The reason why active managers are so bad at doing their job has nothing to do with their intelligence. In fact, it’s the most brilliant guys that are susceptible to failure at short term investing or trading. The reason is that human nature and trends are so unpredictable and random in the short and medium term that it turns stock picking into nothing more than guessing using fancy math and fundamentals. If you throw in human emotion, in only compounds the problem further. The market has a way of exploiting ego and eating alive the folks that are 100% certain of their picks in a completely uncertain environment. Here’s another quote from Uncle Warren:
“By periodically investing in an index fund, for example, the know-nothing investor can actually outperform most investment professionals. Paradoxically, when ‘dumb’ money acknowledges its limitations, it ceases to be dumb.”

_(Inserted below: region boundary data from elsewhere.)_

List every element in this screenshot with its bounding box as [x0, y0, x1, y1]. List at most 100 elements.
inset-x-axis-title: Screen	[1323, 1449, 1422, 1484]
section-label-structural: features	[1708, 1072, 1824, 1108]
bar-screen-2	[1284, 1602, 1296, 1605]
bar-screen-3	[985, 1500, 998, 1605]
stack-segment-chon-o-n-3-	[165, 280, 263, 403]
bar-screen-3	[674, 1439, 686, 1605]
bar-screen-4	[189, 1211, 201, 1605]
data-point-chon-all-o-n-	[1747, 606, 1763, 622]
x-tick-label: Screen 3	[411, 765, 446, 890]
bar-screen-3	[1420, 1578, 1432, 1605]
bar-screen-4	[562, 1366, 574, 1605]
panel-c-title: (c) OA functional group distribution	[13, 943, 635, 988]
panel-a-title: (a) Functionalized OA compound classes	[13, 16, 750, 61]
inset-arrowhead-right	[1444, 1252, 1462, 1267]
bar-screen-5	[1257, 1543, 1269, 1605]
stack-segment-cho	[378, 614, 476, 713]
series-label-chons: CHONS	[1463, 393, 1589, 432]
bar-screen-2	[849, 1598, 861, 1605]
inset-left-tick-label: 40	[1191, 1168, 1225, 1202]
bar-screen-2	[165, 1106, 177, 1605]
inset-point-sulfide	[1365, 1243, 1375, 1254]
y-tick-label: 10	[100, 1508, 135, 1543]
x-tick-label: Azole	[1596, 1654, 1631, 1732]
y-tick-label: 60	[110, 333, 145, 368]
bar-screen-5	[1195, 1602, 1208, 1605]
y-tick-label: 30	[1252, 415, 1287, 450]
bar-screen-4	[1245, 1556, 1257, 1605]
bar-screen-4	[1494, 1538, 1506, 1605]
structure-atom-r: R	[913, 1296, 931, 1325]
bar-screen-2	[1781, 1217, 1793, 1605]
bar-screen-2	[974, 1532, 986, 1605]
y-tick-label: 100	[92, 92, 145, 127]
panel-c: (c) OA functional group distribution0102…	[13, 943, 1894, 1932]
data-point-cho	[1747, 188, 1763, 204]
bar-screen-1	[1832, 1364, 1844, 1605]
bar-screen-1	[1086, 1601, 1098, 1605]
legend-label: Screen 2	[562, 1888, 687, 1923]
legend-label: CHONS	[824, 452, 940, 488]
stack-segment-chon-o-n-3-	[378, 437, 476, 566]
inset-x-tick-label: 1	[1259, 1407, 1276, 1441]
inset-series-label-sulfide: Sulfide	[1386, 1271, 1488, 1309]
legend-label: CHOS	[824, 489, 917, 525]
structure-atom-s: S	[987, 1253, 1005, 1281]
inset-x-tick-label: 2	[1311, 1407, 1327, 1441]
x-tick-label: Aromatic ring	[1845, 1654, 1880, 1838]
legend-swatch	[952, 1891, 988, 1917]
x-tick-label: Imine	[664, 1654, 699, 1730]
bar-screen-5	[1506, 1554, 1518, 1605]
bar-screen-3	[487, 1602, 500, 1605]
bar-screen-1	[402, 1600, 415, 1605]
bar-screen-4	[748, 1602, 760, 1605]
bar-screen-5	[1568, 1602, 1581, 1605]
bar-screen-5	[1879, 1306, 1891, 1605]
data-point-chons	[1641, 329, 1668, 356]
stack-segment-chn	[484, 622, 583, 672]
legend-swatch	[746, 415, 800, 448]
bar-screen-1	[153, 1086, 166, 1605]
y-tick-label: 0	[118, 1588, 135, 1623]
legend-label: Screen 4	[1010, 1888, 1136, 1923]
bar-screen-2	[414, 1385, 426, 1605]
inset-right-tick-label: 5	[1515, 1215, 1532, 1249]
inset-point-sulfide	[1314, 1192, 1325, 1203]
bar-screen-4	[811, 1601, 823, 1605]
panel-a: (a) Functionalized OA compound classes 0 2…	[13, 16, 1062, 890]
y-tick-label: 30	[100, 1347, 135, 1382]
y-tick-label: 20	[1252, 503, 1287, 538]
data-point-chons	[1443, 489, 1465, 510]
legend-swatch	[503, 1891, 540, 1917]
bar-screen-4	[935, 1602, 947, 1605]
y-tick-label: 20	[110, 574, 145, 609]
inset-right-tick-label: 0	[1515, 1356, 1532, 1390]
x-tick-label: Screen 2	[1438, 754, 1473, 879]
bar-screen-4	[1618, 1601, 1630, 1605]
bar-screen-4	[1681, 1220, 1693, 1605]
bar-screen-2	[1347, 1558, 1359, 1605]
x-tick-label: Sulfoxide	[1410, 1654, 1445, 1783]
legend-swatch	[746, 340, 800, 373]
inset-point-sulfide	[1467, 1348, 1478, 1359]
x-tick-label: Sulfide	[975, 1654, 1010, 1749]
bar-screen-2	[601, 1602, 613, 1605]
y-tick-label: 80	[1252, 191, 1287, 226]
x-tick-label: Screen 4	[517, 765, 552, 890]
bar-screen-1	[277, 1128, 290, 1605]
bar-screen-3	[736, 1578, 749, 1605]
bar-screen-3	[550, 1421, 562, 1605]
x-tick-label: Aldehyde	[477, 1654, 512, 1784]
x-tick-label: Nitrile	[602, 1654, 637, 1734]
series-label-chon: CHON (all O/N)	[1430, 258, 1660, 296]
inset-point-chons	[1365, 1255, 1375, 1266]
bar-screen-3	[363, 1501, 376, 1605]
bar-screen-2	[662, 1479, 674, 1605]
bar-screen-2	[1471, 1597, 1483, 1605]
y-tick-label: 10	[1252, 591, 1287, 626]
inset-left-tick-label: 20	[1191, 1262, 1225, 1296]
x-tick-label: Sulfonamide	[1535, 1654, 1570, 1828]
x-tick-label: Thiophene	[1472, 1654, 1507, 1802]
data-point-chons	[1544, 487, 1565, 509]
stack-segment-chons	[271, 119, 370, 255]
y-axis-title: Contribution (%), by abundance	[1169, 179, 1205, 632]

So how do you make money in what seems like a floating casino? It’s pretty easy, actually. Just keep it simple. Let’s use my mother, for example. If you asked her to give you the ticker of any company in the S&P, she probably couldn’t do it. She’s also made, on average, about 12% annually over the past 15 years. Past performance is not indicative of future returns, but on average the market returns around 8.5% annually. The key word here is average. There will be bumpy roads ahead, and the headlines will not help.
Here’s a chart of the overall market since 1900. Through thick and thin, we’ve weathered every war, crisis, disease, political scandal, and bubble to date. That’s not to say there’s no significance in the issues that I just previously listed, but they are issues that aren’t capable of knocking the overall market off of it’s long term trajectory. They are issues that are of tremendous value to media outlets in efforts to catch eyeballs and clicks while at the same time stirring up some entertaining water cooler material.
A solid investment strategy really revolves around keeping it simple and detaching yourself from the short-term noise. Buying a simple index fund, or portfolio of safe large cap stocks on a recurring basis is a proven investment method. Whether it’s on a monthly or quarterly basis, with $100 or $10,000, the return on your investment over a longer time frame will surprise you, and there’s no better time to start than right now. Vanguard and Fidelity are the popular places to buy cheap index funds, but be on the lookout for some special offers that you can take advantage of. Brokers are at war with each other in customer acquisition.